O trajeto do dia, entre Salto-UR e Rosário-AR,  era um tanto longo e o calor de fevereiro castigava. No trecho Uruguaio a estrada era muito boa, de um asfalto acinzentado, cor de concreto.
No caminho, o grupo encontrou pedindo socorro na beira do asfalto um companheiro motociclistas sem gasolina. Como este mundo é mesmo pequeno, o caminhoneiro que parou antes para ajudá-lo era chileno, conhecia o sul do Brasil, e carregava com frequência na Tigre, em Joinville.

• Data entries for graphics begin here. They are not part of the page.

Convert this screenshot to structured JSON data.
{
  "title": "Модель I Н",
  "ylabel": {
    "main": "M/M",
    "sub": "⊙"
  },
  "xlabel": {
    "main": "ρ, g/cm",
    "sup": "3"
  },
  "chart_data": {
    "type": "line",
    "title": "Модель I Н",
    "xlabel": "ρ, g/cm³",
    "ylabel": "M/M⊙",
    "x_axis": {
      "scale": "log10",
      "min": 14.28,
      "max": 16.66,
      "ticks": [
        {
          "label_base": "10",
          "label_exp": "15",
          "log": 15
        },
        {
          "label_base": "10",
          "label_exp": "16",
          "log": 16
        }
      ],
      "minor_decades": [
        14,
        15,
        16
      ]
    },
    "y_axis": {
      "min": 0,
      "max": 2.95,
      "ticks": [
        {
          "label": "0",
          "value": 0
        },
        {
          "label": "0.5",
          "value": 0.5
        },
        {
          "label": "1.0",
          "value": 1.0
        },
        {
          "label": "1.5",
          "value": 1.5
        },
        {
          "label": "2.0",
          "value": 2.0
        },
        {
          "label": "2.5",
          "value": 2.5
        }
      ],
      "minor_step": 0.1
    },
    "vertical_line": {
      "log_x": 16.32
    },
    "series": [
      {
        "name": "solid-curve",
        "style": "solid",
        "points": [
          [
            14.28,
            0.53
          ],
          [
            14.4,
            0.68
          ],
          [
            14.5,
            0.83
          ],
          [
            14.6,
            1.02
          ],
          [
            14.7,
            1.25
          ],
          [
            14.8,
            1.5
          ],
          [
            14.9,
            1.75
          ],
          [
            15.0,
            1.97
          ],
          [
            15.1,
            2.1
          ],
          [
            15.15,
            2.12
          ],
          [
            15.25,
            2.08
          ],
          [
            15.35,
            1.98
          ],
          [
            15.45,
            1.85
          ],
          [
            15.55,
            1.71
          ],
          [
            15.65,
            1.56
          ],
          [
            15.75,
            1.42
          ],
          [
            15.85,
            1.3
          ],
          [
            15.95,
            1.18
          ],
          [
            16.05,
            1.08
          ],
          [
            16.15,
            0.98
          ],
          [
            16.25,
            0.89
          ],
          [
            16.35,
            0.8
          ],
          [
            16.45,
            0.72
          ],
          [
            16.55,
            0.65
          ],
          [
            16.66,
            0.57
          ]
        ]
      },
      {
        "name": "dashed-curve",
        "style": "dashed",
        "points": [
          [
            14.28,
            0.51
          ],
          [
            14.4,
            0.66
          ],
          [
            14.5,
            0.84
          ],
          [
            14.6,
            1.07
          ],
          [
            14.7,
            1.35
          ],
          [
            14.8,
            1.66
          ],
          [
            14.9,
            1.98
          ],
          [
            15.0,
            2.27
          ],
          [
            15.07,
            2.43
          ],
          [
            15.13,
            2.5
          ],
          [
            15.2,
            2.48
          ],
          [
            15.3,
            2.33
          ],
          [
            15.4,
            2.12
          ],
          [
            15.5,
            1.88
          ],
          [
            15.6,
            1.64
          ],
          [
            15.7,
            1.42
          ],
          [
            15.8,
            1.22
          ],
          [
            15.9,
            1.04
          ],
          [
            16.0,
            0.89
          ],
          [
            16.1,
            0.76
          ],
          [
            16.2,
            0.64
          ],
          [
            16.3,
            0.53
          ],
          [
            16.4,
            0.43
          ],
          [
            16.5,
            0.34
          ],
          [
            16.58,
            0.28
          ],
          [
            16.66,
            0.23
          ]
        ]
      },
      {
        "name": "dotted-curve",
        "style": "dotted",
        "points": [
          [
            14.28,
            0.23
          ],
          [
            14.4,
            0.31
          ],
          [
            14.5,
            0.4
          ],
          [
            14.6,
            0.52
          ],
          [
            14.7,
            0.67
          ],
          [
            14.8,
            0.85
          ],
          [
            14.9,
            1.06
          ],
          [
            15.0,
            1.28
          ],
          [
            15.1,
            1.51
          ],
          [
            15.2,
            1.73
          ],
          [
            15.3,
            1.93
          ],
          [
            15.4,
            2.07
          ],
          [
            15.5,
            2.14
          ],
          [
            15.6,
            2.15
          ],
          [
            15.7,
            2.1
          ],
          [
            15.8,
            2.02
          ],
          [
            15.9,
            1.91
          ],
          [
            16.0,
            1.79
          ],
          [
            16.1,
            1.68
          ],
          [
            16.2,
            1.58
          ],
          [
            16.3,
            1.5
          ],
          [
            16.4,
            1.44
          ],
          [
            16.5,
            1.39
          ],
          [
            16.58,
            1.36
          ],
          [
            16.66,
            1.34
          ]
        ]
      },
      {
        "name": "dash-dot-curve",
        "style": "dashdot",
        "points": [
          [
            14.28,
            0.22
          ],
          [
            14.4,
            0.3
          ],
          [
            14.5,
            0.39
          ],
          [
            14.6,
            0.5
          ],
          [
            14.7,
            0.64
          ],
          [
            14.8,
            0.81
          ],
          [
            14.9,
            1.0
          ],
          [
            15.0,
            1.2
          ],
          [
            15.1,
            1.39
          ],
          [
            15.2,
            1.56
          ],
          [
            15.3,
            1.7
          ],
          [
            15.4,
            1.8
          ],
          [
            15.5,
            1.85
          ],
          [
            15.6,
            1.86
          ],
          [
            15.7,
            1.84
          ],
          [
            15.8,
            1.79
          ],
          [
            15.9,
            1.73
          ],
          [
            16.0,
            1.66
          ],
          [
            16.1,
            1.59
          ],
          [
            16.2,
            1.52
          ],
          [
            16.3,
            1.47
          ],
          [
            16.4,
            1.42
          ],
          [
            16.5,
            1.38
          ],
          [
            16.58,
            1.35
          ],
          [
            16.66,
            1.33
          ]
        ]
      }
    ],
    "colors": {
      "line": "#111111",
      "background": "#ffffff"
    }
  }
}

Os dois receberam com alegria nossos adesivos e o caminhoneiro grudou o seu de imediato no parabrisa do caminhão.
A passagem pela Aduana conjunta (para sair do Uruguai e entrar na Argentina) foi na cidade de Paysandu, um lugar cheio de caminhões em espera. Foram vários os questionamentos pelos fiscais aduaneiros mas no fim fomos todos liberados. A paisagem Argentina é muito semelhante à do Sul do país, em especial a do Rio Grande do Sul. Tem muitas plantações, basicamente Soja, Milho e Girassol. Haviam muitas obras na estrada, que tinha alguns trechos defeituosos e aparentemente estava recebendo bons investimentos na malha Viária. Para chegar a Rosário, por exemplo, foi construída uma ligação de 60Km, formada de pontes e partes aterradas sobre um terreno semelhante ao banhado/Reserva do Taim. Uma obra grandiosa, que ainda nem consta da maioria dos mapas.
Em geral, o grupo chamou muito a atenção na estrada mas foi bem tratado pelos argentinos em todo o caminho.

Em tempo: Depois de ser apresentado para o Refúgio no RS (área de escape na estrada), o Weber conheceu o similar portenho: “Banquina Mejorada”.